Some women have no symptoms at all of uterine polyps, but some common signs of uterine polyps would include:
-Irregular menstrual bleeding - for example, having frequent, unpredictable periods of variable length and volume
-Bleeding between menstrual periods
-Excessively heavy menstrual periods
-Vaginal bleeding after menopause
-Infertility
Although we don't know what causes them, they appear to be estrogen-sensitive - meaning they respond to estrogen in the same way that the lining of your uterus does. Risk factors include obesity, high blood pressure and a history of cervical polyps. Taking tamoxifen or hormone replacement therapy can also increase the risk of uterine polyps.
Treatment choices would include:
- Watchful waiting - Small, asymptomatic polyps may resolve on their own. Treatment is unnecessary unless you're at risk of uterine (endometrial) cancer.
- Medication - Certain hormonal medications, including progestins and gonadotropin-releasing hormone agonists, may shrink a uterine polyp and lessen symptoms. But taking such medications is usually a short-term solution at best - symptoms can recur once you stop taking the medicine.
- Surgical removal (excision) - If you undergo hysteroscopy, instruments inserted through the hysteroscope - the device your doctor uses to see inside your uterus - make it possible to cut away and remove polyps once they're identified. The removed polyp may be sent to a laboratory for microscopic examination.
- Hysterectomy - If closer examination reveals that a uterine polyp contains cancerous cells, surgery to remove your uterus (hysterectomy) becomes necessary.
Uterine polyps, once removed, can recur. It's possible that you might need to undergo treatment more than once if you experience recurring uterine polyps.

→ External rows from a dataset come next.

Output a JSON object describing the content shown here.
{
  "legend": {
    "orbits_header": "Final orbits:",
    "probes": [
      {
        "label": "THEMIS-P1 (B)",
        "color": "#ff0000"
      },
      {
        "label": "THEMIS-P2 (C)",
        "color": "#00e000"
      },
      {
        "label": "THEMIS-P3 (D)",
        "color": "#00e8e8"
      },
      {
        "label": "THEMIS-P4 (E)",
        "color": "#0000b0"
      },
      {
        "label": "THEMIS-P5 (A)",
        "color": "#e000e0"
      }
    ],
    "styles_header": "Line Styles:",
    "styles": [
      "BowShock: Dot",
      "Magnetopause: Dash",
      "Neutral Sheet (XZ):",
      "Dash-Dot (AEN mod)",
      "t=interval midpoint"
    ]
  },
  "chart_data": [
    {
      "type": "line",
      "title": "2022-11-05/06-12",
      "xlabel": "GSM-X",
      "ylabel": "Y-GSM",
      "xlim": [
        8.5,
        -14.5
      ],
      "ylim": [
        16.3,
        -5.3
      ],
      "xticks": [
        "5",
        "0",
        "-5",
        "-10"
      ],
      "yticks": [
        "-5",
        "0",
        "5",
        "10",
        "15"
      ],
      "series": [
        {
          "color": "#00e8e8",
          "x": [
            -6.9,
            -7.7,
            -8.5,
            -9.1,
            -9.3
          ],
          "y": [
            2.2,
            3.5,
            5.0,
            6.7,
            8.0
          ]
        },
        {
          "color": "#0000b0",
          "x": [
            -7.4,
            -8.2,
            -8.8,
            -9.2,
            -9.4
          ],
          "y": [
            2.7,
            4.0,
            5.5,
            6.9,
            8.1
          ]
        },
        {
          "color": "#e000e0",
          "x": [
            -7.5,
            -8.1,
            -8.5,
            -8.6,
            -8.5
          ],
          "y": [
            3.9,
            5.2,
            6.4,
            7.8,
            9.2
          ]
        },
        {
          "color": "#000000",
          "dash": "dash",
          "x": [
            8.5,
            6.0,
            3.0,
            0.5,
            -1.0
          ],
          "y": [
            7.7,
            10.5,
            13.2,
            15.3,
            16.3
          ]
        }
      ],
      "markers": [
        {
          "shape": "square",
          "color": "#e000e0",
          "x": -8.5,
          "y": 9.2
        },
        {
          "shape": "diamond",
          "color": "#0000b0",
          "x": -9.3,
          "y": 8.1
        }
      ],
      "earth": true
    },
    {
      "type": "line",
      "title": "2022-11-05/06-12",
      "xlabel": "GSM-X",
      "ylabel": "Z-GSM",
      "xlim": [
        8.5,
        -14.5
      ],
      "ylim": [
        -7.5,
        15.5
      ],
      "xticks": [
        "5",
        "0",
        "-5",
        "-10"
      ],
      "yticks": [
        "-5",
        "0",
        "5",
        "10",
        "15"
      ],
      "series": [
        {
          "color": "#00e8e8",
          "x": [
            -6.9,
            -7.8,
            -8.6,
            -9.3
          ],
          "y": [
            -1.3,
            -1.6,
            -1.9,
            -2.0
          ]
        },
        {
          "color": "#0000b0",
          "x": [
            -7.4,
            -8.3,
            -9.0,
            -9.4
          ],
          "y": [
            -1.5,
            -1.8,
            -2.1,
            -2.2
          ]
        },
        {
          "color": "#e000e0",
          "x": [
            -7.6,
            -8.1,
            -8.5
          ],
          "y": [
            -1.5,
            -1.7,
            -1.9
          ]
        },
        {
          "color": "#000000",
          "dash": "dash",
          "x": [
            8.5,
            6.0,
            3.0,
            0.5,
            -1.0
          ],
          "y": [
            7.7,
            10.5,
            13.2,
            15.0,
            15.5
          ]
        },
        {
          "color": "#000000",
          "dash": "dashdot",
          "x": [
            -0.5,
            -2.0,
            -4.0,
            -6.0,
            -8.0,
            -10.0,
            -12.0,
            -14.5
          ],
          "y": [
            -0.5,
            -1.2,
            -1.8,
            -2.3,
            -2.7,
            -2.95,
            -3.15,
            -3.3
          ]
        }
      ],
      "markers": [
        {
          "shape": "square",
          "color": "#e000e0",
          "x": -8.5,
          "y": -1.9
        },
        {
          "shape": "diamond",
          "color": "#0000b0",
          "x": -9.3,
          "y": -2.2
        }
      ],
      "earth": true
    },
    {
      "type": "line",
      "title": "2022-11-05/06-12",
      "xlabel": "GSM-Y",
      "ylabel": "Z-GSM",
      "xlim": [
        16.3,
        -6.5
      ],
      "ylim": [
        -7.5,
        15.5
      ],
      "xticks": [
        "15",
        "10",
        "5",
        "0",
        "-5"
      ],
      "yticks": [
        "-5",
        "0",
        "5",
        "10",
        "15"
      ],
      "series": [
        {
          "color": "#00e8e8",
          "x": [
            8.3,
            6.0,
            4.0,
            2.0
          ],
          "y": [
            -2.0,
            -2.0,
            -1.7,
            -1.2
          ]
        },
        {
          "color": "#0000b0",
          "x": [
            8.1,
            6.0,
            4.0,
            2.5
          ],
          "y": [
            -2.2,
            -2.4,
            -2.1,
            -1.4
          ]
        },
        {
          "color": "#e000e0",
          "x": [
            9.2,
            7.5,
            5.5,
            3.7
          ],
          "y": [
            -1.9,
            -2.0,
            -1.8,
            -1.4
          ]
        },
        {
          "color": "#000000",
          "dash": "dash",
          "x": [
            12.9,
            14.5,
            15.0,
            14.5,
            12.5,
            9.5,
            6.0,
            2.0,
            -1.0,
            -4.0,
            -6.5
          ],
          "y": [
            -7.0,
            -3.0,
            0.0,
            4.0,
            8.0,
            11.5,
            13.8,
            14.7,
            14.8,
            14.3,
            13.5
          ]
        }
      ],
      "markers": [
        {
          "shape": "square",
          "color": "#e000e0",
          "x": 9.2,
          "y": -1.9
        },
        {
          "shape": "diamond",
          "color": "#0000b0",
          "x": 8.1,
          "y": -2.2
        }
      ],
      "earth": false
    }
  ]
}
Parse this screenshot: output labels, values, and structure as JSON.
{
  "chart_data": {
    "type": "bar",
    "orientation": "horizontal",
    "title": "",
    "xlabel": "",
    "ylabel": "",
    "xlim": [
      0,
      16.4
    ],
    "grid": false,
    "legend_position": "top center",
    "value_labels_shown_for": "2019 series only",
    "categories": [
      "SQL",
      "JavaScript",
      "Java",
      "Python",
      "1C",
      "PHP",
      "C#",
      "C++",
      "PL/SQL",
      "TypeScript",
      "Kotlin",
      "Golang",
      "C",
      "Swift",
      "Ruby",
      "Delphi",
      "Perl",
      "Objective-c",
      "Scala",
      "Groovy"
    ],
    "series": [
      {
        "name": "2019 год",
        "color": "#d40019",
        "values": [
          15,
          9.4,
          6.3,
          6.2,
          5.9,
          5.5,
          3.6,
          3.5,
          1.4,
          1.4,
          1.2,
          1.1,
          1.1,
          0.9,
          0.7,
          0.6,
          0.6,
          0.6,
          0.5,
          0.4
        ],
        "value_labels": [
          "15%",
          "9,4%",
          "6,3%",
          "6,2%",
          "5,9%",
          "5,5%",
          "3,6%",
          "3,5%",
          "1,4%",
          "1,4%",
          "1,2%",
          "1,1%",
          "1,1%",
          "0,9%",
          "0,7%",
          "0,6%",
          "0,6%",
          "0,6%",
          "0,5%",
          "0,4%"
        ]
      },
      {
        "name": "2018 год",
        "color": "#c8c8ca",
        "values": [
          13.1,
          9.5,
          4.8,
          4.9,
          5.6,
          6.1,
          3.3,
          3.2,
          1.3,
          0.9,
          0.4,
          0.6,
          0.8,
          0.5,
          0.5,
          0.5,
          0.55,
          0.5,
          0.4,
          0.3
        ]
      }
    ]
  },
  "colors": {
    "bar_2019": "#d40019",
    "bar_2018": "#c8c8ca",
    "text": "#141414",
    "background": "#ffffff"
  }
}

The norethisterone being used to treat the polyps is also an oral contraceptive. Oral contraceptives pass into the breast milk and can change the content or lower the amount of breast milk. Also, they may shorten a woman's ability to breast-feed by about 1 month, especially when the mother is only partially breast-feeding. Because the amount of hormones is so small in low-dose contraceptives, your doctor may allow you to begin using an oral contraceptive after you have been breast-feeding for a while. However, it may be necessary for you to use another method of birth control or to stop breast-feeding while taking oral contraceptives. However, taking this now should not in any way affect your ability to conceive again next year once you stop taking it.
I hope this has helped you and answered your question. I wish you well.